DHCP failover problems - still

Sun Nov 22 21:00:13 UTC 2009

> Digging more, I noticed that there was a large spike of dhcp requests/ 
> acks at the beginning of one of the comms failures.  Looks like we saw  
> a period of 60 reqests/acks per second for a brief period.  Maybe 4-6  
> offers per second during that time.
> 
>  From the capture, I see that the secondary sends contacts and bind  
> updates to the primary.  I can see from a TCP perspective that those  
> frames are ACK'd.  This is good news as it means the network is  
> healthy.  But it seems that during this time, the primary dhcp daemon  
> isn't sending the acknowledgements for those contacts and bind updates.
> 
> Is it possible/plausible that the dhcp daemon could be 'too busy' at  
> 65 xactions/second to respond to the failover messages?  I mean, mebbe  
> we are blocking on disk or CPU... But I've reviewed the performance  
> stats for these systems and they are not busy at all.  They're modern  
> whitebox servers, 8G RAM, quad core wirlygig with all the animal  
> options...

This is what we suspect is happening - that there is starvation of
the TCP redundancy traffic due to high rate of UDP traffic and/or
disk traffic.
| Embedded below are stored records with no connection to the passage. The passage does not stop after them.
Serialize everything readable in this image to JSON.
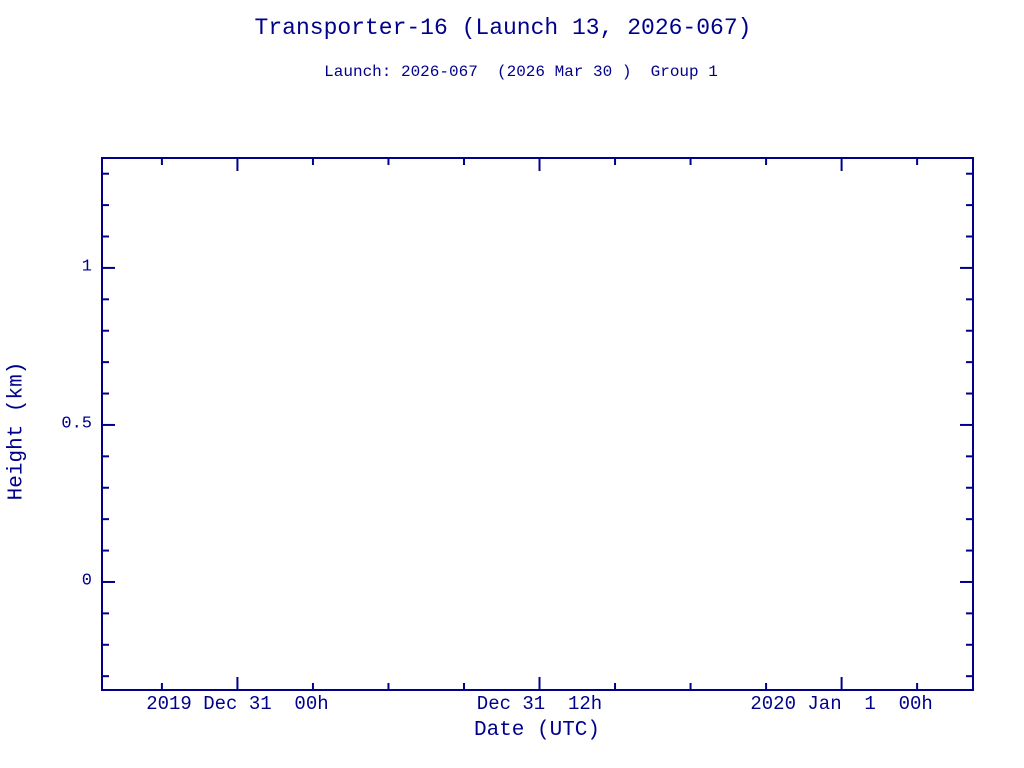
{
  "page": {
    "background": "#ffffff",
    "accent": "#00008B"
  },
  "chart_data": {
    "type": "line",
    "title": "Transporter-16 (Launch 13, 2026-067)",
    "subtitle": "Launch: 2026-067  (2026 Mar 30 )  Group 1",
    "xlabel": "Date (UTC)",
    "ylabel": "Height (km)",
    "x_axis": {
      "range": [
        -5.38,
        29.22
      ],
      "major_ticks": [
        {
          "value": 0,
          "label": "2019 Dec 31  00h"
        },
        {
          "value": 12,
          "label": "Dec 31  12h"
        },
        {
          "value": 24,
          "label": "2020 Jan  1  00h"
        }
      ],
      "minor_tick_step": 3
    },
    "y_axis": {
      "range": [
        -0.344,
        1.35
      ],
      "major_ticks": [
        {
          "value": 0,
          "label": "0"
        },
        {
          "value": 0.5,
          "label": "0.5"
        },
        {
          "value": 1,
          "label": "1"
        }
      ],
      "minor_tick_step": 0.1
    },
    "grid": false,
    "legend": null,
    "series": []
  }
}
See

https://lists.isc.org/pipermail/dhcp-users/2008-August/007017.html
https://lists.isc.org/pipermail/dhcp-users/2008-October/007351.html
https://lists.isc.org/pipermail/dhcp-users/2008-November/007426.html

Please note that the problem of the servers not reconnecting, as
mentioned in the last two messages above, has been fixed in newer
ISC DHCP versions (e.g. 4.1.1b3). However, the possible starvation
issue has never really been resolved.

Steinar Haug, Nethelp consulting, sthaug at nethelp.no